Don't mind the ubuntu in 'uname'. I had ran it in an almalinux8 container on a ubuntu host.

Going to do more testing tomorrow to see if its only ROCm 6.0.x

zahiqbal commented 2 months ago

I am not able to reproduce it on ROCm 6.0 on gfx90a platform (AMD INSTINCT MI200 ).

docker: rocm/jax:rocm6.0.0-jax0.4.26-py3.11.0

Cloned Jax/xla

git clone -b rocm-jaxlib-v0.4.31 https://github.com/ROCm/jax.git git clone -b rocm-jaxlib-v0.4.31 https://github.com/ROCm/xla.git

build/Install JAX locally using command below

rm -rf dist; python3 -m pip uninstall jax jaxlib jax-rocm60-pjrt jax-rocm60-plugin -y; python3 ./build/build.py --use_clang=false --enable_rocm --build_gpu_plugin --gpu_plugin_rocm_version=60 --rocm_amdgpu_targets=gfx90a --bazel_options=--override_repository=xla=/workspaces/jax_xla/rocm-jaxlib-v0.4.31/xla --rocm_path=/opt/rocm-6.0.0/ && python3 setup.py develop --user && python3 -m pip install dist/*.whl

Installed JAX

jax 0.4.31.dev20240808+a96cefdc0 /workspaces/jax_xla/rocm-jaxlib-v0.4.31/jax jax-rocm60-pjrt 0.4.31.dev20240913 jax-rocm60-plugin 0.4.31.dev20240913 jaxlib 0.4.31.dev20240913

import jax import jax.numpy as jnp jax.config.update("jax_enable_x64", True) x= jax.numpy.ones((512, 25)) M = jax.numpy.ones((512, 512)) z=jnp.matmul(M, x) print(z) [[512. 512. 512. ... 512. 512. 512.] [512. 512. 512. ... 512. 512. 512.] [512. 512. 512. ... 512. 512. 512.] ... [512. 512. 512. ... 512. 512. 512.] [512. 512. 512. ... 512. 512. 512.] [512. 512. 512. ... 512. 512. 512.]]

PhilipVinc commented 2 months ago

Can I give you anything to help you identify the issue? Is it enough that it shows up on MI300?
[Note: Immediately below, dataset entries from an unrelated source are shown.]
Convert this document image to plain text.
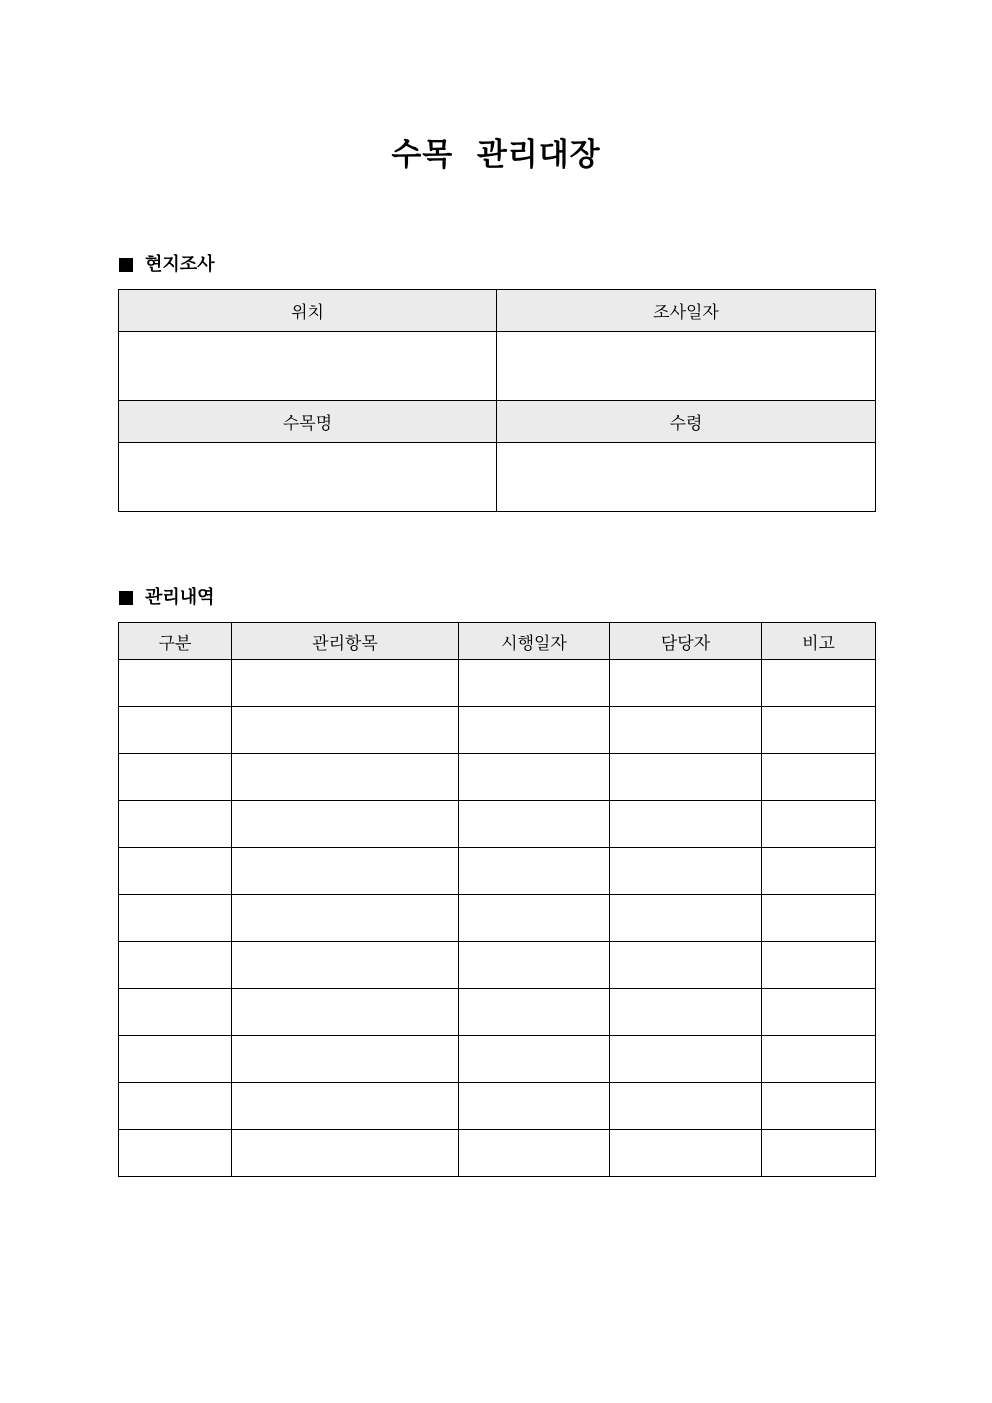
수목  관리대장
현지조사
위치	조사일자

수목명	수령

관리내역
구분	관리항목	시행일자	담당자	비고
A side note: on HPC systems we cannot use virtualisation/docker (and we don't have super-user privileges). So I cannot guarantee that my setup is equivalent to yours. I load a centrally installed ROCm 6.0.0 library, so I can give you any detail you might want about it. But Docker is intentionally blocked.
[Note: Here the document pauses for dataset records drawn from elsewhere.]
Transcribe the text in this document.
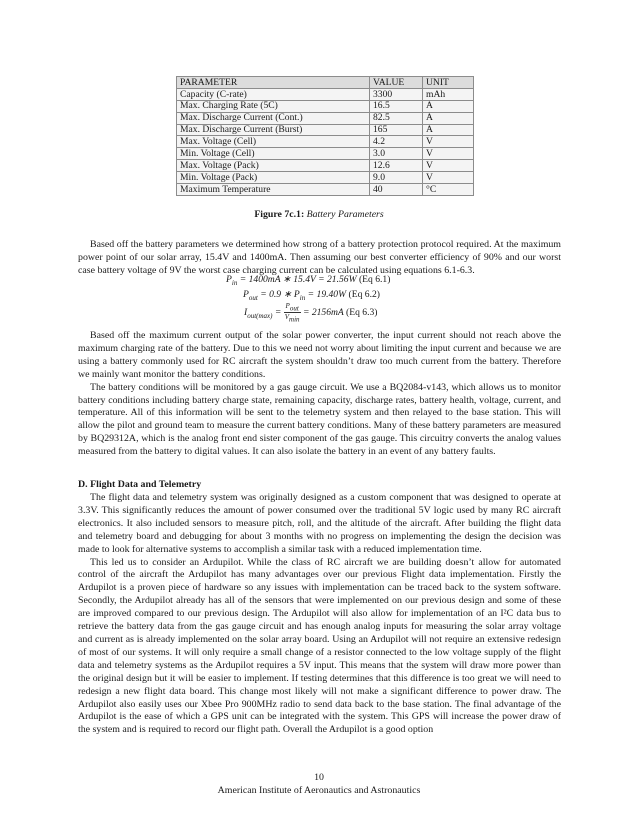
PARAMETER	VALUE	UNIT
Capacity (C-rate)	3300	mAh
Max. Charging Rate (5C)	16.5	A
Max. Discharge Current (Cont.)	82.5	A
Max. Discharge Current (Burst)	165	A
Max. Voltage (Cell)	4.2	V
Min. Voltage (Cell)	3.0	V
Max. Voltage (Pack)	12.6	V
Min. Voltage (Pack)	9.0	V
Maximum Temperature	40	°C
Figure 7c.1: Battery Parameters

Based off the battery parameters we determined how strong of a battery protection protocol required. At the maximum power point of our solar array, 15.4V and 1400mA. Then assuming our best converter efficiency of 90% and our worst case battery voltage of 9V the worst case charging current can be calculated using equations 6.1-6.3.

$P_{in} = 1400mA$ ∗ 15.4V = 21.56W (Eq 6.1)
$P_{out} = 0.9$ ∗ $P_{in} = 19.40W$ (Eq 6.2)
$I_{out(max)} = \frac{P_{out}}{V_{min}} = 2156mA$ (Eq 6.3)

Based off the maximum current output of the solar power converter, the input current should not reach above the maximum charging rate of the battery. Due to this we need not worry about limiting the input current and because we are using a battery commonly used for RC aircraft the system shouldn’t draw too much current from the battery. Therefore we mainly want monitor the battery conditions.

The battery conditions will be monitored by a gas gauge circuit. We use a BQ2084-v143, which allows us to monitor battery conditions including battery charge state, remaining capacity, discharge rates, battery health, voltage, current, and temperature. All of this information will be sent to the telemetry system and then relayed to the base station. This will allow the pilot and ground team to measure the current battery conditions. Many of these battery parameters are measured by BQ29312A, which is the analog front end sister component of the gas gauge. This circuitry converts the analog values measured from the battery to digital values. It can also isolate the battery in an event of any battery faults.

D. Flight Data and Telemetry

The flight data and telemetry system was originally designed as a custom component that was designed to operate at 3.3V. This significantly reduces the amount of power consumed over the traditional 5V logic used by many RC aircraft electronics. It also included sensors to measure pitch, roll, and the altitude of the aircraft. After building the flight data and telemetry board and debugging for about 3 months with no progress on implementing the design the decision was made to look for alternative systems to accomplish a similar task with a reduced implementation time.

This led us to consider an Ardupilot. While the class of RC aircraft we are building doesn’t allow for automated control of the aircraft the Ardupilot has many advantages over our previous Flight data implementation. Firstly the Ardupilot is a proven piece of hardware so any issues with implementation can be traced back to the system software. Secondly, the Ardupilot already has all of the sensors that were implemented on our previous design and some of these are improved compared to our previous design. The Ardupilot will also allow for implementation of an I²C data bus to retrieve the battery data from the gas gauge circuit and has enough analog inputs for measuring the solar array voltage and current as is already implemented on the solar array board. Using an Ardupilot will not require an extensive redesign of most of our systems. It will only require a small change of a resistor connected to the low voltage supply of the flight data and telemetry systems as the Ardupilot requires a 5V input. This means that the system will draw more power than the original design but it will be easier to implement. If testing determines that this difference is too great we will need to redesign a new flight data board. This change most likely will not make a significant difference to power draw. The Ardupilot also easily uses our Xbee Pro 900MHz radio to send data back to the base station. The final advantage of the Ardupilot is the ease of which a GPS unit can be integrated with the system. This GPS will increase the power draw of the system and is required to record our flight path. Overall the Ardupilot is a good option

10
American Institute of Aeronautics and Astronautics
pemeliya commented 1 month ago

I was also able to reproduce this problem on MI300 system with ROCM6.0.0 container (while it runs fine under ROCM 6.0.2 and above). Actually, on rocm-jaxlib-v0.4.31 XLA/JAX branch, it also fails without setting jax_enable_x64 flag when one disables triton_gemm with: --xla_gpu_enable_triton_gemm=false.

We are investigating the issue. As a workaround, one can still use autotuning with redzone checker disabled via: --xla_gpu_autotune_level=3.